El tenedor de Isabel cayó al suelo.
El ruido metálico resonó en el silencio del restaurante de lujo. Todos se giraron.
"¿Eres sorda?", me espetó, su voz de niña rica goteando desprecio. "Te dije que quiero la mesa de la ventana. Ahora."
Yo era Sofía, la encargada de sala. Mantuve la calma. "Señorita, esa mesa está reservada. Puedo ofrecerles otra excelente junto al jardín interior."
Isabel se rió, una risa fea. "Una camarera de barrio bajo enseñándome modales. Qué gracioso."
Su amigo, Mateo, el heredero del imperio hotelero, me miró con aburrimiento. No dijo nada, solo bebió un sorbo de su vino caro. Él estaba acostumbrado a esto.
"Isabel, por favor", dijo Mateo, con cansancio.
Pero Isabel no había terminado. Se levantó, se acercó a mí y me susurró al oído, su aliento olía a champán. "Gente como tú debería estar fregando suelos, no diciéndome qué hacer."
Me aparté un paso. La miré a los ojos. "Y gente como usted debería aprender que el dinero no compra la clase."
La cara de Isabel se puso roja. Mateo por fin pareció interesado. Una pequeña sonrisa se dibujó en sus labios.

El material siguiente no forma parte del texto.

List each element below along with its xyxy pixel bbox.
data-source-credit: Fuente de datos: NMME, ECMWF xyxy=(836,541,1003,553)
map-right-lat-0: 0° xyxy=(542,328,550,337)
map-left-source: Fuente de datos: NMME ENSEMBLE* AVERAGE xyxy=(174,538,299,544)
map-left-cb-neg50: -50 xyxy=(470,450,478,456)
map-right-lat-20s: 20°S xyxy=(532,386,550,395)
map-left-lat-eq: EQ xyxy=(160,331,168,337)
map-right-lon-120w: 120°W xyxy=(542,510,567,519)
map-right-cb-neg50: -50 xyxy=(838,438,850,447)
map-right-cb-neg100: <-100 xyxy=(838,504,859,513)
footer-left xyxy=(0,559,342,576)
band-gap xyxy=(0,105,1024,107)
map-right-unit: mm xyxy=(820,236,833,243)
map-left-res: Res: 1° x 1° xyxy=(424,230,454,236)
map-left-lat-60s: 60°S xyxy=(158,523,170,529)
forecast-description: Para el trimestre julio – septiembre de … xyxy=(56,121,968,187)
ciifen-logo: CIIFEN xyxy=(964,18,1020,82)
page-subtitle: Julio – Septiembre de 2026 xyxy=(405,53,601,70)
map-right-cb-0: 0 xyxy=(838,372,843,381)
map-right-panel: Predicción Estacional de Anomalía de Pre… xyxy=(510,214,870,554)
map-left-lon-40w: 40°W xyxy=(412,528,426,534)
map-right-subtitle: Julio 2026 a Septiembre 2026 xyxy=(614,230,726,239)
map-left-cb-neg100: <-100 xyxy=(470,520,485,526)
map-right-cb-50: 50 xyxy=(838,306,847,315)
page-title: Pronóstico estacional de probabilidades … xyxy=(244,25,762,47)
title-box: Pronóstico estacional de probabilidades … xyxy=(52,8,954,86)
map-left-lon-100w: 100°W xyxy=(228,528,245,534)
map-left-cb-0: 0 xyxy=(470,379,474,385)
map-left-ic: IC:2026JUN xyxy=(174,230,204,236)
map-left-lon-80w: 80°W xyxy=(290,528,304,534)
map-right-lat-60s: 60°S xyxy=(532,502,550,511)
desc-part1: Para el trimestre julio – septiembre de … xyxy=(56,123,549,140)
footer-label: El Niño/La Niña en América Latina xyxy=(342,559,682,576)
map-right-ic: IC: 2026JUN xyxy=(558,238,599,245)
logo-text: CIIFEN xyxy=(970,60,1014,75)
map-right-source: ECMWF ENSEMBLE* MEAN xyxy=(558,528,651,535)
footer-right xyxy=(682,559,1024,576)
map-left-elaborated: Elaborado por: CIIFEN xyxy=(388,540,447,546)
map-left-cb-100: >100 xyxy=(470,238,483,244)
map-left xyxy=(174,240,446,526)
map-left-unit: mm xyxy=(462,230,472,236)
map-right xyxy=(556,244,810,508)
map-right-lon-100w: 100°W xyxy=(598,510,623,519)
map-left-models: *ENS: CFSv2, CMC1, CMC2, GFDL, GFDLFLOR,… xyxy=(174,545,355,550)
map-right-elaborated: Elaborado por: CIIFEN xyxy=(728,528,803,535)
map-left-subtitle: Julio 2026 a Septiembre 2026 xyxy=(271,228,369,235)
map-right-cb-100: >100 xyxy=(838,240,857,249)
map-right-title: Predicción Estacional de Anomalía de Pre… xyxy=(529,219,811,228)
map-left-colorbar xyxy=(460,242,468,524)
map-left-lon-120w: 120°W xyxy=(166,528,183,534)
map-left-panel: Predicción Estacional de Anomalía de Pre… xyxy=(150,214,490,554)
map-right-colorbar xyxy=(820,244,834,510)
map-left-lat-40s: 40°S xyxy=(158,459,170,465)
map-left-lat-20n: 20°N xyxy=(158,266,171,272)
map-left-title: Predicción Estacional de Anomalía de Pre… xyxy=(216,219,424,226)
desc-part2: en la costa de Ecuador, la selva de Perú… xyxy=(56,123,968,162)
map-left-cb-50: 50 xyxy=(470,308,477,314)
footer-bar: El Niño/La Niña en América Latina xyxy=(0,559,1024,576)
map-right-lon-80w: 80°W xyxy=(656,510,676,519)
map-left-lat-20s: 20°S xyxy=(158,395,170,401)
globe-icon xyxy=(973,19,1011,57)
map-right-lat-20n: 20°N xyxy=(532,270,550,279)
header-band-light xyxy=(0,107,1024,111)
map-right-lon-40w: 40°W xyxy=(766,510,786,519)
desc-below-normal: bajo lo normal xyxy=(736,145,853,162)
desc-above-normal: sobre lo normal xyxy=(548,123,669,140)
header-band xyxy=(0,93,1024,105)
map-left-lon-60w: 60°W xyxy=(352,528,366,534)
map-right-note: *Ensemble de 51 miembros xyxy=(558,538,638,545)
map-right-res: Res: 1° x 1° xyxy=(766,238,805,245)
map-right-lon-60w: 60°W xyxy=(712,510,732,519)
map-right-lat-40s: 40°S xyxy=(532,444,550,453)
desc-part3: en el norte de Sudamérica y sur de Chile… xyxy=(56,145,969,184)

Esa noche, cuando estaba a punto de irme, volví a por mi teléfono olvidado. Me detuve al oír sus voces en un reservado privado.
"Te apuesto lo que quieras, Mateo. Un año. Te doy un año para que esa camarera se enamore de ti y de tu dinero", decía Isabel, su voz llena de veneno.
Hubo una pausa.
"¿Y qué gano yo?", preguntó Mateo, sonando divertido.
"La satisfacción de poner a una trepadora en su sitio. La harás creer que es una reina, y justo en la cima, la tirarás al barro. La destrozaremos."
Escuché el tintineo de sus copas. Un brindis.
"Trato hecho", dijo Mateo. "Será una distracción interesante."
Me apoyé contra la pared fría del pasillo. No sentí miedo. No sentí rabia.
Sentí una oportunidad.
Ellos querían jugar un juego. Perfecto.
Yo también jugaría, pero con mis propias reglas. Su apuesta sería mi capital inicial. Su crueldad, mi escalera.
Salí del restaurante sin hacer ruido. La noche de Madrid estaba fría, pero mi mente ardía con un plan.